Mit einem einzelnen Qubit lasse sich allerdings nicht viel anfangen – erst die Verschränkung zahlreicher Qubits miteinander, die zu Quantenregistern zusammengefasst werden, ermögliche die hochgradige Parallelisierung der Operationen, die Quantencomputer so leistungsfähig machten: Sie werden "unfassbar schnell", bringt es Jaeger in einer Kapitelüberschrift seines Buches auf den Punkt und benennt fünf Handlungsfelder, bei denen heutige Computer – und seien sie noch so groß – prinzipiell unterlegen sind: Kryptographie, komplexe Optimierungsaufgaben, Künstliche Intelligenz, Suche in großen Datenbanken sowie die Modellierung des Verhaltens von Elektronen in Festkörpern und Molekülen.

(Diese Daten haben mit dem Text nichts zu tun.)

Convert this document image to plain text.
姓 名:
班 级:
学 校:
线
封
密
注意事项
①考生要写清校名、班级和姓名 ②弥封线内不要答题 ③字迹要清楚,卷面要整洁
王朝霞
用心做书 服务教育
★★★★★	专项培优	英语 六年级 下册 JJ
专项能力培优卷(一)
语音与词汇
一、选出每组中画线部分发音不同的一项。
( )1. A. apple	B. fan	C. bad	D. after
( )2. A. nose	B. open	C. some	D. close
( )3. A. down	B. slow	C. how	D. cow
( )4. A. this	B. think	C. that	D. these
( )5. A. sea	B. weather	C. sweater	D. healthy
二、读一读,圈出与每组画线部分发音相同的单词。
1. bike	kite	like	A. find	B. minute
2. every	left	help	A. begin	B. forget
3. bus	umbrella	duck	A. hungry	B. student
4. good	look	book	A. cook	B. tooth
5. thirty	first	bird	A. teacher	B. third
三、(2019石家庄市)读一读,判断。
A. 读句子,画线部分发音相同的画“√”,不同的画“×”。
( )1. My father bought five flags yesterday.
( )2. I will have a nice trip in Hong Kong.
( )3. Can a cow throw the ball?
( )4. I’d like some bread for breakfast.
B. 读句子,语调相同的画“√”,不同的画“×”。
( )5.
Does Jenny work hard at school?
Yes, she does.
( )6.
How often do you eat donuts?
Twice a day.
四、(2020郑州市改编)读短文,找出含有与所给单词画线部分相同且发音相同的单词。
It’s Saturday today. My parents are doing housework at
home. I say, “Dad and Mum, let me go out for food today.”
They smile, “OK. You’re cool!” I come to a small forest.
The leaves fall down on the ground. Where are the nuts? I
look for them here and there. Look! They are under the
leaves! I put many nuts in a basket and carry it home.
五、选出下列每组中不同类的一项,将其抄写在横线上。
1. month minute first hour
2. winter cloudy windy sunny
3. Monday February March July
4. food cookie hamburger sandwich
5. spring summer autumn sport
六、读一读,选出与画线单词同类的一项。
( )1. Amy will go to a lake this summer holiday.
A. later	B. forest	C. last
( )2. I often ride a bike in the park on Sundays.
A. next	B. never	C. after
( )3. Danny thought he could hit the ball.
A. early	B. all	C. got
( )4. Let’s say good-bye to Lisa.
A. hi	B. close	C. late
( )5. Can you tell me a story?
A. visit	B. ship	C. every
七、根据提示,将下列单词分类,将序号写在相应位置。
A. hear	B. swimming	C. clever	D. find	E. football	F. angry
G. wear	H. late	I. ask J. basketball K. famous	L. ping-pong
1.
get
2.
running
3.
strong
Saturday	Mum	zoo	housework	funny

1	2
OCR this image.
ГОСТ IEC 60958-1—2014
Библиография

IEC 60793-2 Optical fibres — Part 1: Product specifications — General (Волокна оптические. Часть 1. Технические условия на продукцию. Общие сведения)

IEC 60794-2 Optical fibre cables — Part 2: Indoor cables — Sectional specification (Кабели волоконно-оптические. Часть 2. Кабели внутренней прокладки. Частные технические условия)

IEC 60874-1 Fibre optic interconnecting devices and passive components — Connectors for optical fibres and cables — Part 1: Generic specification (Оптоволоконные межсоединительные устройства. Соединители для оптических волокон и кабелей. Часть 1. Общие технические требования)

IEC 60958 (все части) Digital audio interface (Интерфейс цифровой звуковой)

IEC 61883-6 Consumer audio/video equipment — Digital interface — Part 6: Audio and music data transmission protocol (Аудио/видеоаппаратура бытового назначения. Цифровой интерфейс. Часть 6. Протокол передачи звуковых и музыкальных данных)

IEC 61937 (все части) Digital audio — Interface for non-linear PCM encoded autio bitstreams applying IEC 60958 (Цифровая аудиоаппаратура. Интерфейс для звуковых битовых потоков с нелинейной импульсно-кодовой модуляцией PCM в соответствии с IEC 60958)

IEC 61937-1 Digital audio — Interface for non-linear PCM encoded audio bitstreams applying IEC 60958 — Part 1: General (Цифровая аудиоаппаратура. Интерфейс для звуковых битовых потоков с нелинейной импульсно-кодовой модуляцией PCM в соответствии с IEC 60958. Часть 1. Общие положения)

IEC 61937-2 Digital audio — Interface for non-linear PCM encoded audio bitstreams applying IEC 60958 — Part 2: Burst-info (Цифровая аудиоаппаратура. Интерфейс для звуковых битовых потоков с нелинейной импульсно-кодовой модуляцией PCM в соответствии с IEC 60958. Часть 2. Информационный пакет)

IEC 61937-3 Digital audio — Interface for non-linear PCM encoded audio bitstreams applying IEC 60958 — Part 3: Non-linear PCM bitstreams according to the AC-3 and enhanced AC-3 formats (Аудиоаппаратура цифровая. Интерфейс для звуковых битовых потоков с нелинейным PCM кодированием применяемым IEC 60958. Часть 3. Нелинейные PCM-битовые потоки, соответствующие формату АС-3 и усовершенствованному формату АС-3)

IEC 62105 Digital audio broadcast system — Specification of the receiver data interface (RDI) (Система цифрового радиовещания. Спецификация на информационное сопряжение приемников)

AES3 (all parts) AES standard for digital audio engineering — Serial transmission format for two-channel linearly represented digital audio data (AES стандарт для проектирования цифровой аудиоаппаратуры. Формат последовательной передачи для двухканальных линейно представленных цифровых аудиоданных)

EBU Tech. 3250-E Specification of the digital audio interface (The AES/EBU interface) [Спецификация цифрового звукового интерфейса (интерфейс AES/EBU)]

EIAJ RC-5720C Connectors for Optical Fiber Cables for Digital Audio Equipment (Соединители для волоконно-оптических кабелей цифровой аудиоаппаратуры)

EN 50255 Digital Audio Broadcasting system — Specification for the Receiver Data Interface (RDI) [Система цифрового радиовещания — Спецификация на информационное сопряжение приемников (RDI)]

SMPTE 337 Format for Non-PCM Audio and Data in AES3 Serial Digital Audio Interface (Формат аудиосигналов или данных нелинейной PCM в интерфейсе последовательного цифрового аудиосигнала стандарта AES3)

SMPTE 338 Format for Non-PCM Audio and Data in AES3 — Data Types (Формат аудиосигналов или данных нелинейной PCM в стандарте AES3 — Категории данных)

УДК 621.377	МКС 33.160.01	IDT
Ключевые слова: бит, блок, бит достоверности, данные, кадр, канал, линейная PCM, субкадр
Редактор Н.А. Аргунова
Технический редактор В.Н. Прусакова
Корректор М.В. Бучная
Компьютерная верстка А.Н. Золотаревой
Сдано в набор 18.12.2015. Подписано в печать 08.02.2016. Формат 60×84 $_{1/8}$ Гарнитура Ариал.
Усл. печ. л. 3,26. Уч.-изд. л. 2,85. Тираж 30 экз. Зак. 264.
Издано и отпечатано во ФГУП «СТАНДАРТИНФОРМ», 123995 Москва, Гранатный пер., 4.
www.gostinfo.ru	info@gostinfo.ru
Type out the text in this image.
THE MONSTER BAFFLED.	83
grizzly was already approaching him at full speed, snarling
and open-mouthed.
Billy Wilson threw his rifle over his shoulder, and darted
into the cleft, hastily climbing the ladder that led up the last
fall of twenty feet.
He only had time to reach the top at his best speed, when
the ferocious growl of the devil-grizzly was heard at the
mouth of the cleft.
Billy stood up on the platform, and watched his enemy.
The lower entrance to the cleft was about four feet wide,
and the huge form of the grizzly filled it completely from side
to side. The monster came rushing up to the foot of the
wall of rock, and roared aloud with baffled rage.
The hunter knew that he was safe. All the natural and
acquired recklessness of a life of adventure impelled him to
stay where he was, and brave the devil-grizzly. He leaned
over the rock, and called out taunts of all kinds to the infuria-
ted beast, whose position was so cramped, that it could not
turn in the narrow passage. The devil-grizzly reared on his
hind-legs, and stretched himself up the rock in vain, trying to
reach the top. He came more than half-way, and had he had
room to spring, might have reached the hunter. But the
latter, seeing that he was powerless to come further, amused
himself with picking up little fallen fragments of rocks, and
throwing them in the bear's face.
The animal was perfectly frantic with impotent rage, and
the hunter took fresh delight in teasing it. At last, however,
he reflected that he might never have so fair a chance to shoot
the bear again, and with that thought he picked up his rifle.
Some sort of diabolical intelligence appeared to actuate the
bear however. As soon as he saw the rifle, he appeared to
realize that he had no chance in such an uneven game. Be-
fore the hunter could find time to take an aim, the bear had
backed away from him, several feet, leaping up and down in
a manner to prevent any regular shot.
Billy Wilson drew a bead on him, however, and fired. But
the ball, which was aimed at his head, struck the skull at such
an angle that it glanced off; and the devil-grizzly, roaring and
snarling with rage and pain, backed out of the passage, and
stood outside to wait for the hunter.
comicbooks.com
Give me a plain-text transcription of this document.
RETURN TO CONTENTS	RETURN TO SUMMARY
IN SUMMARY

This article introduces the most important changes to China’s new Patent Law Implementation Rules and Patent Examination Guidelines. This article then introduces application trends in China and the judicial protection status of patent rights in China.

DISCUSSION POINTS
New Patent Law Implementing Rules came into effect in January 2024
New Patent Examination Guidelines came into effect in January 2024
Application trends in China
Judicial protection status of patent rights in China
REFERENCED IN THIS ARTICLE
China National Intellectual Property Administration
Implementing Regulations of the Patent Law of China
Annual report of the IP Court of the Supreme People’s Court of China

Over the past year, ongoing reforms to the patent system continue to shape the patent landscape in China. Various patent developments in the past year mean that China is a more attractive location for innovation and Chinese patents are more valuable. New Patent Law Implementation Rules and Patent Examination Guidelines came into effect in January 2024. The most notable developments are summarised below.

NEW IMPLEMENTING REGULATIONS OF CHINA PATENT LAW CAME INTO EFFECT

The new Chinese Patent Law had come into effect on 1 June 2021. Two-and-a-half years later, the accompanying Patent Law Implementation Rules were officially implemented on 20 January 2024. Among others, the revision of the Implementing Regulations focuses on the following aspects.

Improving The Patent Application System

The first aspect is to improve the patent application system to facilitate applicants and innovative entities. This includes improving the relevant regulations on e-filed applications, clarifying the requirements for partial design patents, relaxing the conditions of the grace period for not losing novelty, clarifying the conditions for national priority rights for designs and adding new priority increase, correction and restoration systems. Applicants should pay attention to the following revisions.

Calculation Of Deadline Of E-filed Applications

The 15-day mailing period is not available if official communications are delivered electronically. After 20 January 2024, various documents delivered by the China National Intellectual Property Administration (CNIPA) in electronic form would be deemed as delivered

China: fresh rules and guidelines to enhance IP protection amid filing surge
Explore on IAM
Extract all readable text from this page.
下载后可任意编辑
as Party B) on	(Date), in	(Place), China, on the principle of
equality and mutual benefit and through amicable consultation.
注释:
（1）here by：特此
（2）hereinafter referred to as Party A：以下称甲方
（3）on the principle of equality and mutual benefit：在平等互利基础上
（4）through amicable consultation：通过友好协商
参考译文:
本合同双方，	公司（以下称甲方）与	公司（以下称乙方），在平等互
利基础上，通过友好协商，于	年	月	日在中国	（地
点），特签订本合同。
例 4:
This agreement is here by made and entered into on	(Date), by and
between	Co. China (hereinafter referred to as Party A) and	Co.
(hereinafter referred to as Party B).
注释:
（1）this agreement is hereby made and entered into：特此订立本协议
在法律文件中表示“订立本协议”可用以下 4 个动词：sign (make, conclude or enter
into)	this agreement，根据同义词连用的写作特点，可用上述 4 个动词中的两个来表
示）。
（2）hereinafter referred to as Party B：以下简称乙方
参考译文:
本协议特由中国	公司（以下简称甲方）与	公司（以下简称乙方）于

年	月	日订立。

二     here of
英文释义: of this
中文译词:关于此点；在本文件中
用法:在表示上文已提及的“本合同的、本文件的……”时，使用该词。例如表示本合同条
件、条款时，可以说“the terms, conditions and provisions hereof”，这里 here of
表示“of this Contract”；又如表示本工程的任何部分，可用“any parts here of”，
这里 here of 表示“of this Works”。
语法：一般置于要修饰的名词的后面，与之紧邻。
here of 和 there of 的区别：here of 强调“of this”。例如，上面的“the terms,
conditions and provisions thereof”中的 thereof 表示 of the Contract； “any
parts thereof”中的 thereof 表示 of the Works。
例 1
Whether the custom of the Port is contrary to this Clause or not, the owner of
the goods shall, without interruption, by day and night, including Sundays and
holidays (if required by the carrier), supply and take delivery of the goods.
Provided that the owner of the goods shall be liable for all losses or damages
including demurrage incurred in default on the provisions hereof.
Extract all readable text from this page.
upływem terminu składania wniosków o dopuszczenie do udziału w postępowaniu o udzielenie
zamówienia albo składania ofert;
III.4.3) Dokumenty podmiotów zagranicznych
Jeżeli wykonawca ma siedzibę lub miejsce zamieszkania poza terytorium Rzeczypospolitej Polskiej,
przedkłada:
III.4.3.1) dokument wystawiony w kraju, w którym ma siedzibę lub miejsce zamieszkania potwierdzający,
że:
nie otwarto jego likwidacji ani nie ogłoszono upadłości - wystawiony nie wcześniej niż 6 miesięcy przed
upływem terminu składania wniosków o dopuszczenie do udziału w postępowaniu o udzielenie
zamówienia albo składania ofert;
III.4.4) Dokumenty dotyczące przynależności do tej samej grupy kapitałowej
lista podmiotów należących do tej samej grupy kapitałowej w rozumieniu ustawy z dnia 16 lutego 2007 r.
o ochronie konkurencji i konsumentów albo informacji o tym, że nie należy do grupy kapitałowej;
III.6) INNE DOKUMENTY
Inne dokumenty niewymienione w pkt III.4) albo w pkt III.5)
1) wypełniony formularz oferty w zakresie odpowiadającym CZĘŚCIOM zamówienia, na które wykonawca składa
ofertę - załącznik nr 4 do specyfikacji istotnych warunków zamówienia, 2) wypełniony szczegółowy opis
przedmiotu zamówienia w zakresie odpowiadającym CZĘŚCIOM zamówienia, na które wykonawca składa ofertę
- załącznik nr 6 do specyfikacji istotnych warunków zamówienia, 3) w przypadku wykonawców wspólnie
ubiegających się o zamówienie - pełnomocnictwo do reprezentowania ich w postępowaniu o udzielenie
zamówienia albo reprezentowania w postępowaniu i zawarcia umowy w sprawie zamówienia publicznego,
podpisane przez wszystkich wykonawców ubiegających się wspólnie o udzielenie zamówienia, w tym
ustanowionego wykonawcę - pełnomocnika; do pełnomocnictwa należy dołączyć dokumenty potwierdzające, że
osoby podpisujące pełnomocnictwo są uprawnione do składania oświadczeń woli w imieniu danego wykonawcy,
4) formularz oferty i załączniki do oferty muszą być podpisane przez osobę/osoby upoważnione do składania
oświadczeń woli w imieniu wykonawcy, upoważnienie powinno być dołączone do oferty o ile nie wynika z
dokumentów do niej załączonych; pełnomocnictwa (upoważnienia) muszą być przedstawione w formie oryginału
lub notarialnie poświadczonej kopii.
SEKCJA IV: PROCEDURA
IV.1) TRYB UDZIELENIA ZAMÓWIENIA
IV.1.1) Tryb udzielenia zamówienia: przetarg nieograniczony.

Algorithmen für das Quantencomputing

Dabei wirft die Konstruktion von funktionsfähigen Quantencomputern immer noch schwierig zu lösende Probleme auf. Das größte davon: Verschränkte Quantenzustände zerfallen unter dem allgegenwärtigen Einfluss von Wärme und Strahlung sehr schnell – oft zu schnell, um die gewünschten Operationen fehlerfrei durchzuführen. Lars Jaeger: "Mit Qubits zu arbeiten erscheint fast so, als wolle man nicht auf einem Blatt Papier schreiben, sondern auf einer Wasseroberfläche. Während Ersteres Jahrhunderte überdauern kann, ist das auf Wasser Geschriebene schon nach
Sekundenbruchteilen verschwunden" (Seite 83).

Die Herausforderung des Quantencomputing besteht nach Jaeger also in erster Linie darin, die wahnwitzige Geschwindigkeit zu beherrschen. Wie? Mit Algorithmen. Springer-Autor Matthias Homeister verweist in "Quantum Computing verstehen" im Kapitel "Klassische Verschlüsselungen knacken: Primfaktorzerlegung" auf eine Liste von Algorithmen, für die Quantencomputer eine Beschleunigung ermöglichen. Und er postuliert: "Möglicherweise steht auch der eigentliche Durchbruch, die Entdeckung weiterer hocheffizienter Quantenalgorithmen, erst noch bevor." Kurzum: Es ist längst nicht zu spät für die deutsche Wirtschaft und Wissenschaft, jetzt in den Ring zu steigen.